Fugas - Viagens

  • Rui Gaudêncio
  • Rui Gaudêncio
  • Rui Gaudêncio

Girona de muitas cores mas sempre medieval

Por Andreia Marques Pereira

No rio Onyar, o casario reflecte a nova imagem da cidade catalã, em technicolor, e não apenas em tempos de flores pelas ruas. Continua a ser a porta de entrada para a Costa Brava (e para os Pirenéus), mas vale uma visita.

Como sempre, não se sabem muitos pormenores, mas esses são secundários. O que se sabe é que Girona vai ser um dos cenários da nova temporada da série Guerra dos Tronos e até já foram feitos os castings locais para os figurantes. A 3 de Setembro começam as filmagens que vão durar três semanas e vão transformar Girona noutra cidade, noutro tempo. Não será a primeira vez e provavelmente não será a última: já foi, por exemplo, uma vila francesa do século XVIII no filme O Perfume, adaptação do livro homónimo do alemão Patrick Süskind, mas também já foi Girona-Girona, na viragem do século XXI e no final da Guerra Civil Espanhola, na adaptação do Soldado de Salamina do escritor residente na cidade, Javier Cercas. E desde há 60 anos transforma-se, a cada Maio, na cidade florida, “Tempo de Flores”, ponto de peregrinação de milhares de visitantes que a percorrem de olhos postos nas instalações de flores que surgem de todo o lado — divisórias em ruas pedonais, rotundas, praças, escadarias, claustros, portais de palácios e igrejas.

É um bom pretexto para (re)visitar a cidade, confessa Lara Martinez, cântabra a viver há quatro anos em Barcelona que está pela segunda vez na Festa das Flores. Desta vez veio de carro com amigos e encontrou-se com outros vindos de comboio — os do comboio chegaram mais rápido (40 minutos em alta velocidade desde Barcelona), os do carro dividem os custos de forma mais rentável. Ela é uma espécie de guia informal do grupo (internacional: franceses, colombianos, hondurenhos, romenos), quase todos neófitos em Girona. “Não andamos atrás das flores, cruzamo-nos com elas enquanto caminhamos”, explica. Não é necessário qualquer método ou planeamento para tropeçar nelas: estão por todo o lado, sobretudo na cidade velha, inevitavelmente o núcleo mais visitado de Girona.
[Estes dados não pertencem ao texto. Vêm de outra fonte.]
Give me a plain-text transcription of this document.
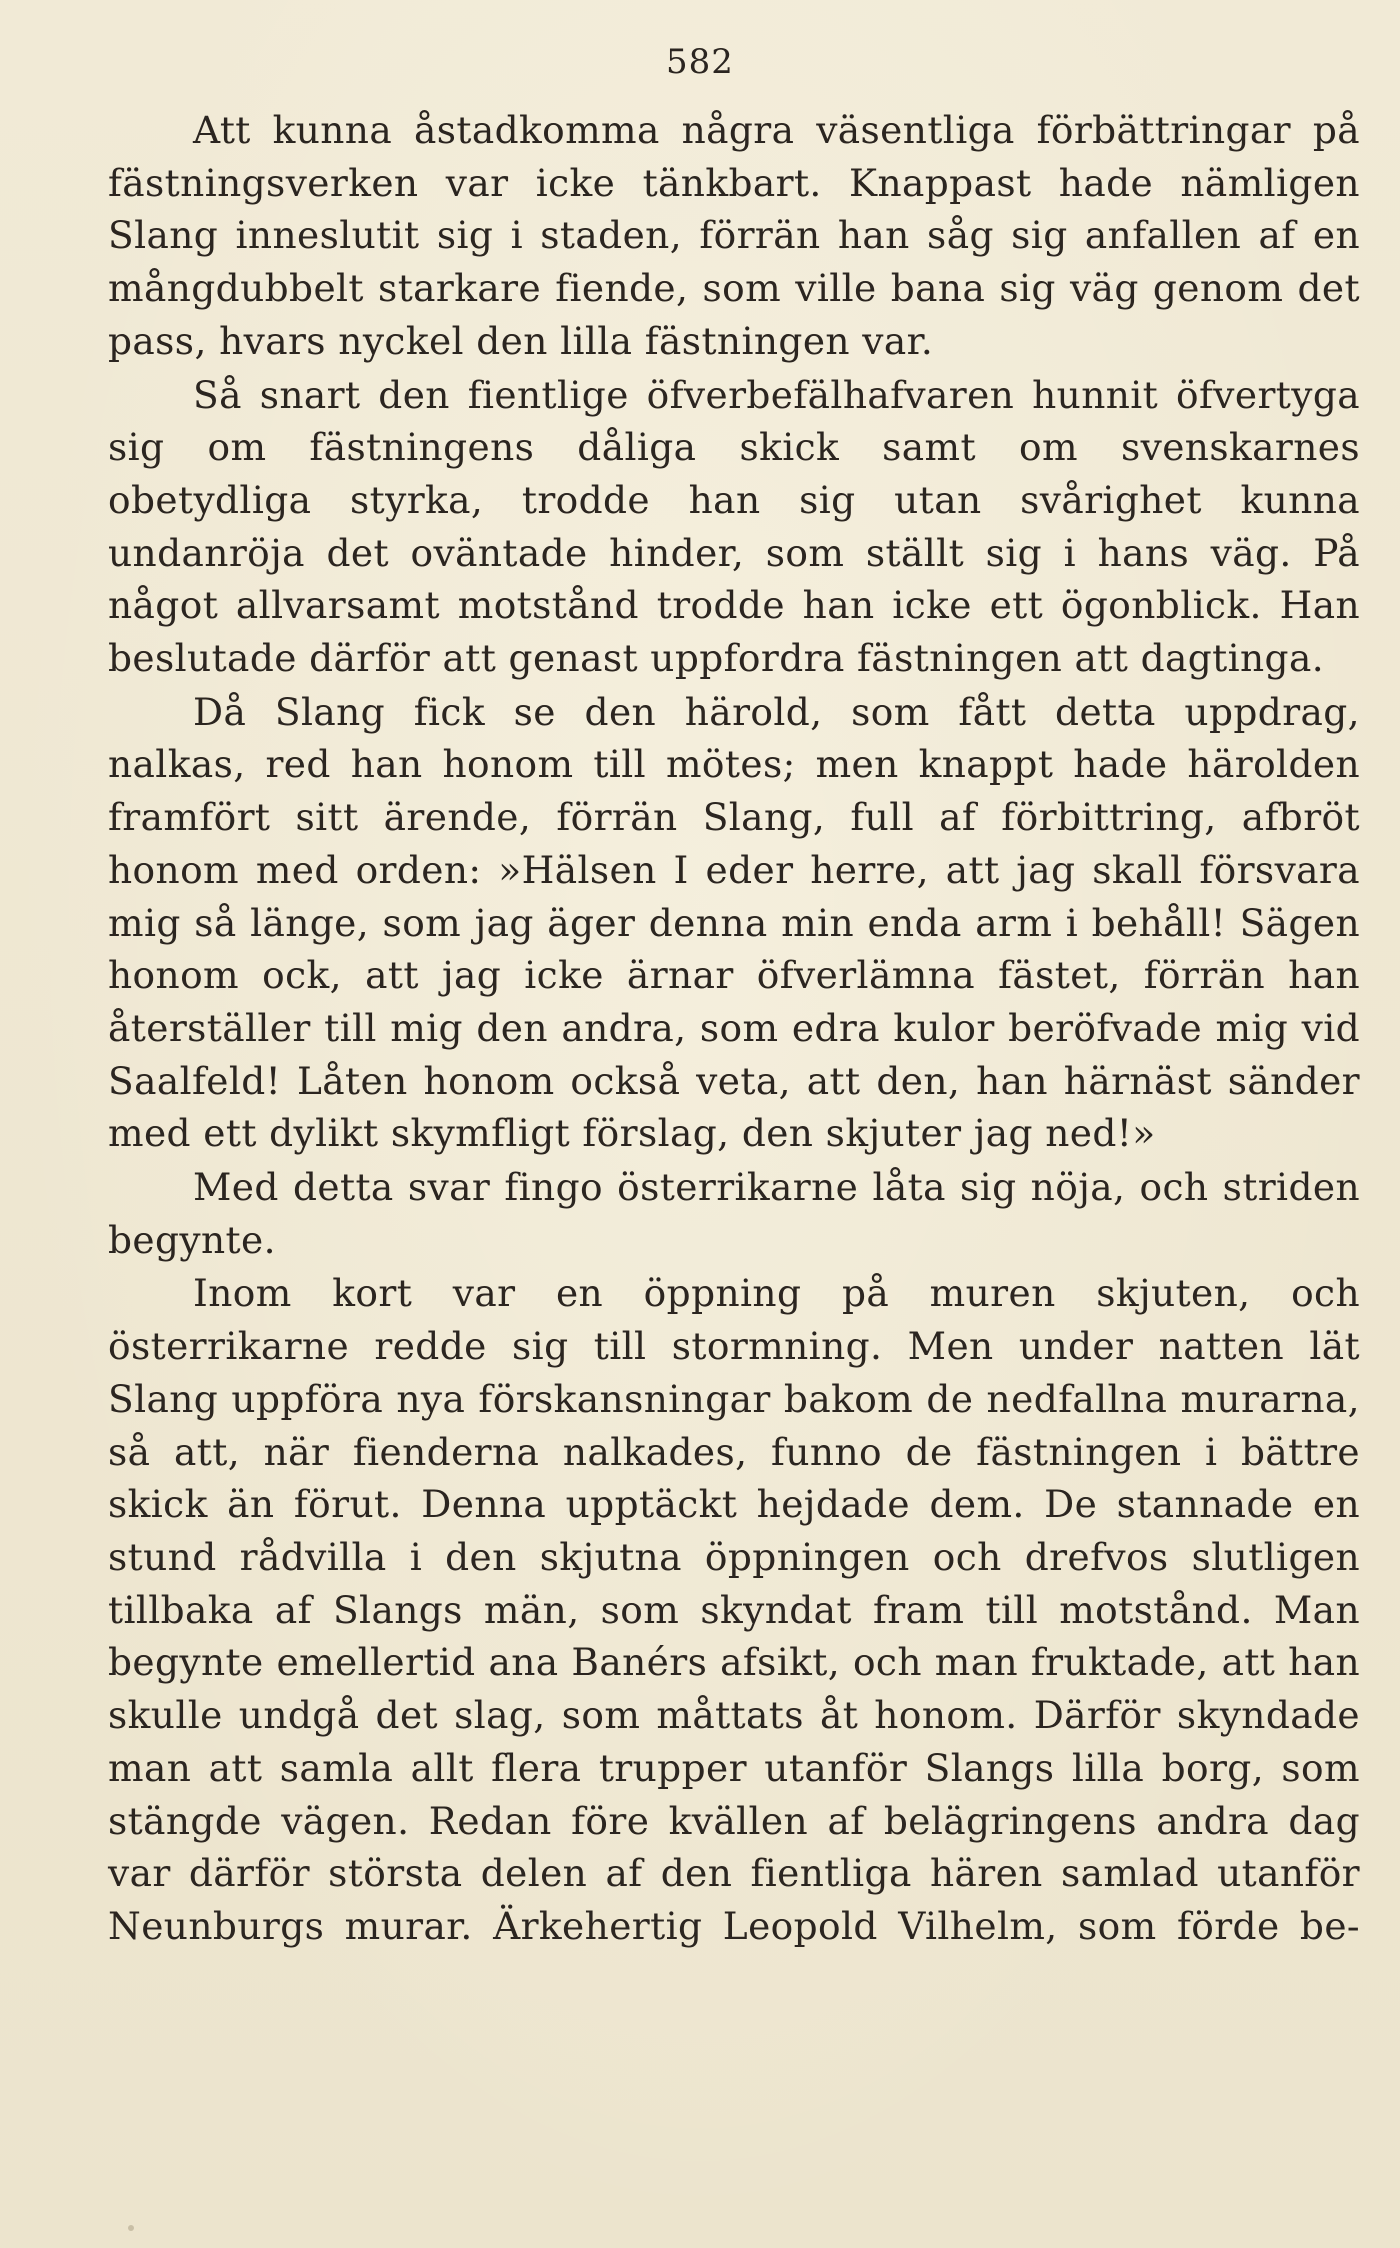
582

Att kunna åstadkomma några väsentliga förbättringar på fästningsverken var icke tänkbart. Knappast hade nämligen Slang inneslutit sig i staden, förrän han såg sig anfallen af en mångdubbelt starkare fiende, som ville bana sig väg genom det pass, hvars nyckel den lilla fästningen var.

Så snart den fientlige öfverbefälhafvaren hunnit öfvertyga sig om fästningens dåliga skick samt om svenskarnes obetydliga styrka, trodde han sig utan svårighet kunna undanröja det oväntade hinder, som ställt sig i hans väg. På något allvarsamt motstånd trodde han icke ett ögonblick. Han beslutade därför att genast uppfordra fästningen att dagtinga.

Då Slang fick se den härold, som fått detta uppdrag, nalkas, red han honom till mötes; men knappt hade härolden framfört sitt ärende, förrän Slang, full af förbittring, afbröt honom med orden: »Hälsen I eder herre, att jag skall försvara mig så länge, som jag äger denna min enda arm i behåll! Sägen honom ock, att jag icke ärnar öfverlämna fästet, förrän han återställer till mig den andra, som edra kulor beröfvade mig vid Saalfeld! Låten honom också veta, att den, han härnäst sänder med ett dylikt skymfligt förslag, den skjuter jag ned!»

Med detta svar fingo österrikarne låta sig nöja, och striden begynte.

Inom kort var en öppning på muren skjuten, och österrikarne redde sig till stormning. Men under natten lät Slang uppföra nya förskansningar bakom de nedfallna murarna, så att, när fienderna nalkades, funno de fästningen i bättre skick än förut. Denna upptäckt hejdade dem. De stannade en stund rådvilla i den skjutna öppningen och drefvos slutligen tillbaka af Slangs män, som skyndat fram till motstånd. Man begynte emellertid ana Banérs afsikt, och man fruktade, att han skulle undgå det slag, som måttats åt honom. Därför skyndade man att samla allt flera trupper utanför Slangs lilla borg, som stängde vägen. Redan före kvällen af belägringens andra dag var därför största delen af den fientliga hären samlad utanför Neunburgs murar. Ärkehertig Leopold Vilhelm, som förde be-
Nesses dias, Girona parece transformar-se num salão de baile arco-íris, mas já há alguns anos que perdeu o epíteto de cidade cinzenta, que na década de 1970 alguns intelectuais lhe colaram. E não só porque o casario que debrua o rio Onyar (um dos quatro da cidade) se apresenta como uma tela mediterrânica de cores fortes — Girona passou de uma capital de província adormecida num quotidiano pequeno-burguês a uma cidade aberta ao mundo. Talvez tenha sido a universidade que aqui se instalou, ou as companhias low-cost que povoaram o seu aeroporto, ou a internacionalização da sua gastronomia (cabeças de cartaz: Ferran Adrià e, mais recentemente, os irmãos Roca), ou a vontade da população. O mais certo é ter sido uma mescla de tudo, no momento certo, que contribuiu para retirar Girona da imensa obscuridade que é a sombra de Barcelona, aqui tão perto.

Os argumentos podem já não ser exactamente os mesmos que ao logo de milénios atraíram íberos, romanos, visigodos, carolíngios, judeus muçulmanos, exércitos napoleónicos — a localização privilegiada, para a travessia dos Pirenéus, porta-giratória entre África e Europa — mas Girona continua a ser uma encruzilhada para vários pontos turísticos da Catalunha: desde logo para a Costa Brava e também, ainda, para os Pirenéus. Contudo, este ponto de passagem histórico (na Via Augusta), soube aproveitar o caldeirão de culturas que num momento e noutro aqui se instalaram para forjar uma nova identidade, agora aberta simultaneamente a várias culturas.